State by State

Apparently there is an entire country between Boston and San Francisco.


by Natalia

Fall is upon us. No more dripping sweet juice fleshy peaches from Palisade, Colorado. And those were the best peaches I’ve ever had. Something to do with cool nights and hot days.

For the last month we were quite lucky with fruits and vegetables. We have discovered a nearby (8 miles away via a biking trail) farm stand in Frisco that carried local produce. Local may be a bit of a stretch: Palisade is 170 miles away. Then again, this is probably the closest place you can grow food in these mountains.

As always I am grateful when somebody deems it profitable to provide an alternative to standard grocery store fare: over-chilled peaches and flavorless tomatoes. Locally grown food, that wasn’t picked unripened and didn’t spend days on the back of an air-conditioned truck, tastes much better. And the selection changes with seasons. Right now peaches and melons just ended, while apples increase in variety. The realization that tomatoes will soon disappear makes me appreciate them more.

To be sure the prices are higher than what one pays at the store, but so is the quality. I can afford it and yet I still shop in supermarkets. It’s mostly about convenience. Stands like the one in Frisco are rare. We were driving through the countryside taking mostly back roads and haven’t spotted many. We did find scores of farmers markets, but those are once a week affairs, usually not on the day when we are in the area.

Food is so ubiquitous and yet so anonymous. We need it everyday, but we rarely know who produced it. Buying at the farm stand is one way of getting closer to the source: one is dealing with a person - or his daughter/wife/mother as happens to be the case at the Uncle John’s farm stand in Frisco - who personally dealt with a farmer. Knowing the grower first hand may be better but not easier. I know personally only 2 people who grow food for living - Dave and Sasha. I worked with them at a large corporation before they turned to farming. Now they grow excellent organic food that they sell at a farmers market and as CSA shares. If you live close to Middleboro, Massachusetts, check out their Plato’s Harvest farm.

And I will keep looking for my holy grail of food: good, fresh, tasty and next door. Without having to grow it myself.


We’ve conquered our first fourteener in Colorado. Or anywhere for that matter. 1 down (or rather up), and only 53 more to go. You have to love the imperial system. 14 thousand feet sounds so much more impressive than mere 4300 meters. SI is of course just a failed French conspiracy to make American mountains appear smaller. The trail description promises imagining oneself at the base camp on Everest. And sure enough we’ve met two older ladies (sixty five and seventy four years old - that’s older, right?) preparing for trekking in Nepal. Looks like we still have a little time to conquer remaining fourteeners. And to go to Nepal.

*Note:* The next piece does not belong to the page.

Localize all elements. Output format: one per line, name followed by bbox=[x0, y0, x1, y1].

This was always a land to be crossed as quickly as possible. Both for 19th century pioneers and for 21th century road trippers. The reasons might be different. Pioneers going West to Oregon and California thought of the prairie as a desert. No timber, no water, no soil good for farming. Little did they know that the land sits on top of the Ogallala Aquifer. Which happens to be the largest in the word.